Park morderców – Jonas Winner – czyli zabawa w kotka i myszkę

Posted: 31 grudnia 2017 in Aktualności

IMG_0500Książka Park morderców wbiła mnie w przysłowiowy fotel. Jest tu wszystko czego oczekiwałbym od dobrego kryminału a raczej od thrilleru. Zagadkowa, pełna intrygujących zwrotów akcji, dająca do myślenia fabuła. Powieść przyciągnęła mnie wielobarwnością, nietuzinkowym rozwiązaniem mrocznej zagadki. Jonas Winner zaskoczył mnie niebywale. Wydawałoby się, iż schemat powieści już niejednokrotnie wałkowany przez innych autorów będzie powtórką z historii. A jednak okazało się to mylne. Jego powieść ma pewną „świeżość”, którą chce się chłonąć. Autor nie dał mi niejednokrotnie odetchnąć od danego fragmentu, a tu pojawia się kolejny, który całkowicie zaburza mój światopogląd na daną treść. Winner potrafi w sugestywny sposób przedstawić bohaterów powieści.
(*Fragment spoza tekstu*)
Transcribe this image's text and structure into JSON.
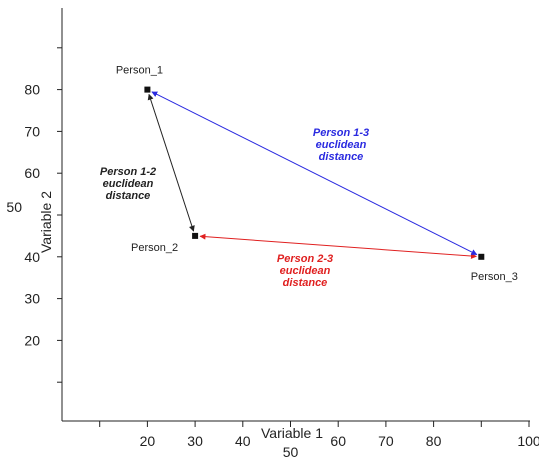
{
  "chart_data": {
    "type": "scatter",
    "title": "",
    "xlabel": "Variable 1",
    "ylabel": "Variable 2",
    "xlim": [
      0,
      100
    ],
    "ylim": [
      0,
      100
    ],
    "grid": false,
    "x_ticks": [
      {
        "value": 10,
        "label": ""
      },
      {
        "value": 20,
        "label": "20"
      },
      {
        "value": 30,
        "label": "30"
      },
      {
        "value": 40,
        "label": "40"
      },
      {
        "value": 50,
        "label": "50"
      },
      {
        "value": 60,
        "label": "60"
      },
      {
        "value": 70,
        "label": "70"
      },
      {
        "value": 80,
        "label": "80"
      },
      {
        "value": 90,
        "label": ""
      },
      {
        "value": 100,
        "label": "100"
      }
    ],
    "y_ticks": [
      {
        "value": 20,
        "label": "20"
      },
      {
        "value": 30,
        "label": "30"
      },
      {
        "value": 40,
        "label": "40"
      },
      {
        "value": 50,
        "label": "50"
      },
      {
        "value": 60,
        "label": "60"
      },
      {
        "value": 70,
        "label": "70"
      },
      {
        "value": 80,
        "label": "80"
      },
      {
        "value": 90,
        "label": ""
      },
      {
        "value": 10,
        "label": ""
      }
    ],
    "points": [
      {
        "name": "Person_1",
        "x": 20,
        "y": 80,
        "color": "#111111"
      },
      {
        "name": "Person_2",
        "x": 30,
        "y": 45,
        "color": "#111111"
      },
      {
        "name": "Person_3",
        "x": 90,
        "y": 40,
        "color": "#111111"
      }
    ],
    "segments": [
      {
        "from": "Person_1",
        "to": "Person_2",
        "color": "#222222",
        "label": [
          "Person 1-2",
          "euclidean",
          "distance"
        ]
      },
      {
        "from": "Person_2",
        "to": "Person_3",
        "color": "#e02020",
        "label": [
          "Person 2-3",
          "euclidean",
          "distance"
        ]
      },
      {
        "from": "Person_3",
        "to": "Person_1",
        "color": "#2a2ae0",
        "label": [
          "Person 1-3",
          "euclidean",
          "distance"
        ]
      }
    ]
  }
}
Stworzył listę psychologiczną opartą na wywiadzie. W przemyślany sposób weryfikuje, dzieli na części pierwsze zachowania z przeszłości, będące niejednokrotnie przyczynkiem do relacji, które mają miejsce w niedalekiej przyszłości. Jak prawdziwy reżyser przedstawienia, demaskuje kolejne postaci. Jest lalkarzem trzymającym swoje pacynki na sznurkach. A ja…patrzę na piękne przedstawienie, na otaczający mnie świat odsłaniający ludzkie emocje, namiętności. Jestem widzem teatru lalek, w którym  rutyna zespala się z nadziejami na lepsze jutro. Gdzie znajduje się nieprzekraczalna granica dobra i zła? Czy autor wykorzystał czytelnika aby pokazać, że świat przedstawiony w powieści jest światem zmanipulowanym? Czy przedstawił obraz takim jakim jest naprawdę?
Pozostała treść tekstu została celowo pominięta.